There are indeed fewer homeless people in the park than a year
ago,
said U.S. Park Police Maj. Robert Hines, whose agency has
jurisdiction over the federal park. In December 1994, a Park Police
officer shot to death a homeless man in front of the White House.
The
man had been brandishing a knife taped to his hand, police said.
"Many of the homeless have moved on because of the increased
presence of the police," Hines said, noting that his two
officers are
backed up by at least a dozen uniformed Secret Service officers.
"Some
of the homeless seek the safety of the park, and others, bent
on
nefarious activities, have left."
A year ago, homeless men congregated by a fountain on the east
side of
the park, ever ready to panhandle from anyone who walked by.
Yesterday, there was no one there except book readers and squirrel
feeders.
Across the way, Jill Gibbons sat on one of the many wood-and-metal
benches that dot the park, eating her lunch. The legal analyst
for the
executive office of the president said the closing of the avenue
had
improved the park, a place she visits almost daily in good weather.
"It's more like a college campus now," she said.

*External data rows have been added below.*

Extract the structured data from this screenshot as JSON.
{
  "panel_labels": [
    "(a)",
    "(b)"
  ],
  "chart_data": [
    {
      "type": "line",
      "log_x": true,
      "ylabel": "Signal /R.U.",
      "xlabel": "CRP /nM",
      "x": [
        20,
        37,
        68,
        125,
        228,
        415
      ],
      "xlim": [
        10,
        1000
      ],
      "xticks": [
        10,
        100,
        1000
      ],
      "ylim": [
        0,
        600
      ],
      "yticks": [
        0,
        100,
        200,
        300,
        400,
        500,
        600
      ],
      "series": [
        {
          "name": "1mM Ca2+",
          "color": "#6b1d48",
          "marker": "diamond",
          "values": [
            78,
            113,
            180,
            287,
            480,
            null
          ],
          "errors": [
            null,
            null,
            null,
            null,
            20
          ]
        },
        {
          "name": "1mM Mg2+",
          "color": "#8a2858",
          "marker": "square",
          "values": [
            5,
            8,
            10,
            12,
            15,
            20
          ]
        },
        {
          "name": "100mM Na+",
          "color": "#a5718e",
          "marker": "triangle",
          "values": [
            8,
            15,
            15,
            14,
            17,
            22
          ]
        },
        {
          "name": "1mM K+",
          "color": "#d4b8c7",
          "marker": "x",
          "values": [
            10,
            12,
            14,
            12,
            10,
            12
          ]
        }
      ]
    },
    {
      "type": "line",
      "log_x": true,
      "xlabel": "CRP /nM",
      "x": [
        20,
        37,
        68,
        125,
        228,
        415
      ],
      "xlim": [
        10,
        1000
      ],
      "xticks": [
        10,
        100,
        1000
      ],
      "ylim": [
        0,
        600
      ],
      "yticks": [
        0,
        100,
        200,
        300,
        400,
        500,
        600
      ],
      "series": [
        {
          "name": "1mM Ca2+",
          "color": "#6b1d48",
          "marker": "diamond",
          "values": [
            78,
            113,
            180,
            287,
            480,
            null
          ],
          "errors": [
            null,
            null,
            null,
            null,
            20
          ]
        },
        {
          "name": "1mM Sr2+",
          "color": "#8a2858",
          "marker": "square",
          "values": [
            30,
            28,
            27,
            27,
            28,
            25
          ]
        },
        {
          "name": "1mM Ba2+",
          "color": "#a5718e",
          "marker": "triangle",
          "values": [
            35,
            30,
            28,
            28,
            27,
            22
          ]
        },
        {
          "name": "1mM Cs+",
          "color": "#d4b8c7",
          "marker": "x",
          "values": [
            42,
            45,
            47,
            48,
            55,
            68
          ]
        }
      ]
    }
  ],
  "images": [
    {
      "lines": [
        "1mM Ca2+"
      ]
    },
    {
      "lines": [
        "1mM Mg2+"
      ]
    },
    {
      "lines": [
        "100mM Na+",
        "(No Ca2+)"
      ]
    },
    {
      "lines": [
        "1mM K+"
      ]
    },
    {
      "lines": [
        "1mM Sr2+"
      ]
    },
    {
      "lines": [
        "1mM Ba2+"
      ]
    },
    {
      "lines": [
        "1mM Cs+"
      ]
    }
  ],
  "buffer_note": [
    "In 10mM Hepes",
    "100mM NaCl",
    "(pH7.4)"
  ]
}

Gibbons was one of thousands of daily commuters who got caught
in
traffic jams prompted by the street closing. She said that for
several
weeks, her car pool continued to take the same route, circling
the park
to get to 17th Street NW.
"Then it dawned on us to try another way," she said.
"One day we came
across the 14th Street Bridge, turned left on Constitution Avenue
and
zipped up 17th Street. The old way was a mess. The new way works."